Judge halts ex-U.S. Trust team from using client info

12/10/2010 COMMENTS (0)

NEW YORK, Dec 10 (Reuters Legal) - Todd Thomson's drive to start a new wealth management firm hit a bump after a New York state judge temporarily blocked a team of former U.S. Trust advisers from using client records they brought to his new firm, Dynasty Financial Partners.

Michael Brown, a U.S. Trust adviser with $5.9 billion in assets, and three others joined Dynasty this week to help Thomson build a firm that will provide technology and other support to high-end investment advisers.

U.S. Trust parent Bank of America said in a complaint filed on Thursday that the employees essentially stole trade secrets when they took client records with them from the bank.

Judge Melvin Schweitzer of New York state court in Manhattan said in an order late on Thursday that the employees temporarily may not use or disclose customer lists, other property or trade secrets taken from U.S. Trust.

Brown and his team can, however, continue to advise clients who want to work with them.

The order also directs the employees to return customer lists and other property pending a hearing now scheduled for Jan. 14. A Bank of America spokesman provided a copy of the order to Reuters.

Bank of America in its complaint said neither U.S. Trust nor the bank signed a voluntary industry agreement known as the "Protocol for Broker Recruiting," which provides a framework for client solicitation when financial advisors change firms. The pact has helped reduce lawsuits over broker departures.

Merrill Lynch, a unit of Bank of America, is a party to the protocol.

Brown and his team in their resignation letter contended the protocol allowed them to take client information, according to Bank of America's complaint.

Bank of America argues that the defendants were employees of the U.S. Trust rather than Merrill Lynch and were not protected by the protocol. It says the defendants had U.S. Trust email addresses and identified themselves as employees of the U.S. Trust.

In addition to a temporary injunction and the return of customer lists and other property, the bank requested money damages and an order to prevent the defendants from soliciting any U.S. Trust clients for six months.

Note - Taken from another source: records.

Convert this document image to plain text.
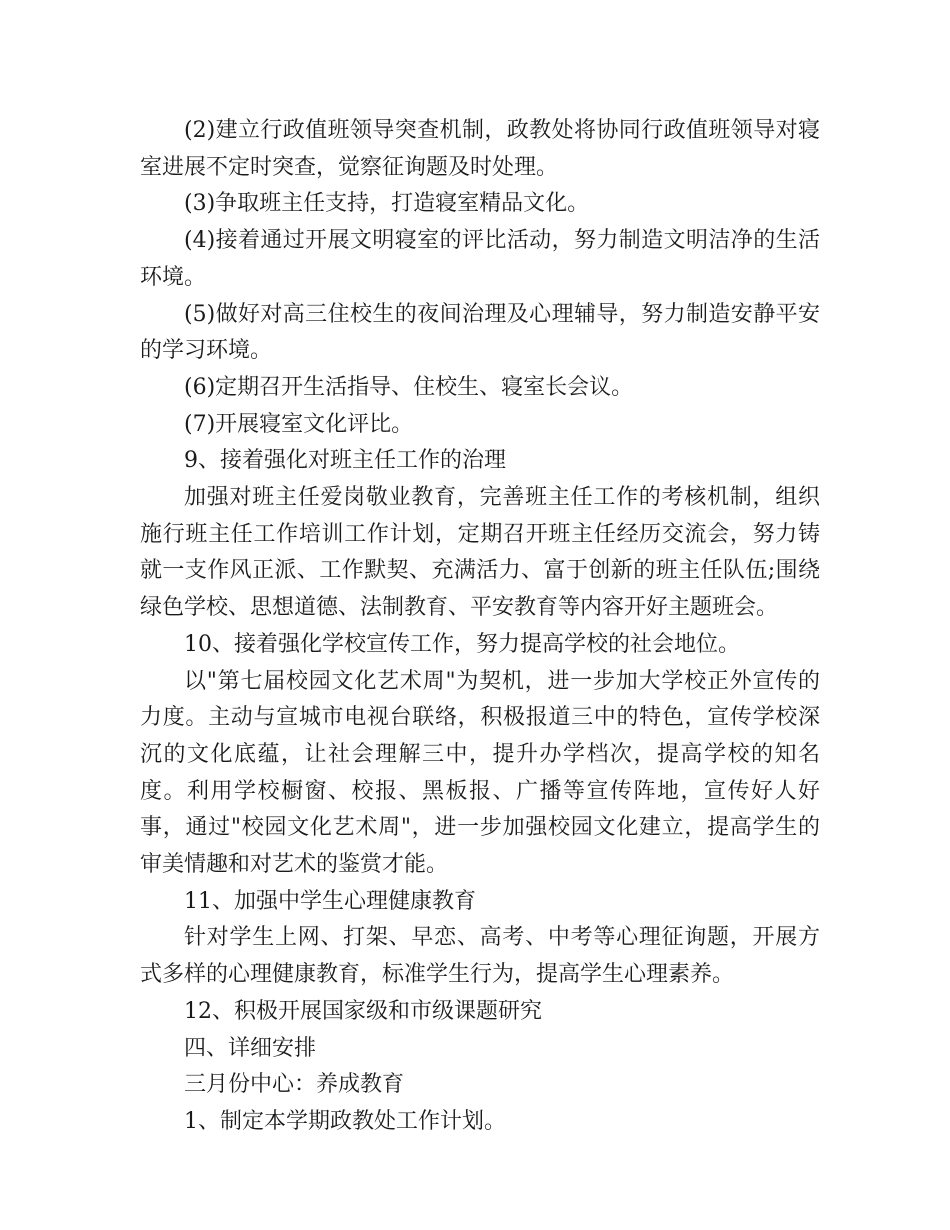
(2)建立行政值班领导突查机制，政教处将协同行政值班领导对寝室进展不定时突查，觉察征询题及时处理。

(3)争取班主任支持，打造寝室精品文化。

(4)接着通过开展文明寝室的评比活动，努力制造文明洁净的生活环境。

(5)做好对高三住校生的夜间治理及心理辅导，努力制造安静平安的学习环境。

(6)定期召开生活指导、住校生、寝室长会议。

(7)开展寝室文化评比。

9、接着强化对班主任工作的治理

加强对班主任爱岗敬业教育，完善班主任工作的考核机制，组织施行班主任工作培训工作计划，定期召开班主任经历交流会，努力铸就一支作风正派、工作默契、充满活力、富于创新的班主任队伍;围绕绿色学校、思想道德、法制教育、平安教育等内容开好主题班会。

10、接着强化学校宣传工作，努力提高学校的社会地位。

以"第七届校园文化艺术周"为契机，进一步加大学校正外宣传的力度。主动与宣城市电视台联络，积极报道三中的特色，宣传学校深沉的文化底蕴，让社会理解三中，提升办学档次，提高学校的知名度。利用学校橱窗、校报、黑板报、广播等宣传阵地，宣传好人好事，通过"校园文化艺术周"，进一步加强校园文化建立，提高学生的审美情趣和对艺术的鉴赏才能。

11、加强中学生心理健康教育

针对学生上网、打架、早恋、高考、中考等心理征询题，开展方式多样的心理健康教育，标准学生行为，提高学生心理素养。

12、积极开展国家级和市级课题研究

四、详细安排

三月份中心：养成教育

1、制定本学期政教处工作计划。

Dynasty was founded by Thomson and Shirl Penney, two former Citigroup wealth management executives. Thomson, also a former chief financial officer at Citi, left the bank in 2007 after he was accused by then Chief Executive Officer Charles "Chuck" Prince of improper use of company aircraft.

Officials at Dynasty could not be reached immediately for comment.

The case is Bank of America v. Michael Brown et al, Supreme Court of the State of New York, County of New York (Manhattan), No. 10115949. The complaint lists Alan Sclar of Silverman Sclar Shin & Byrne in New York as counsel for Bank of America. Brian Carlis and Thomas Lewis of Stark & Stark in New Jersey are listed as counsel for the defendants.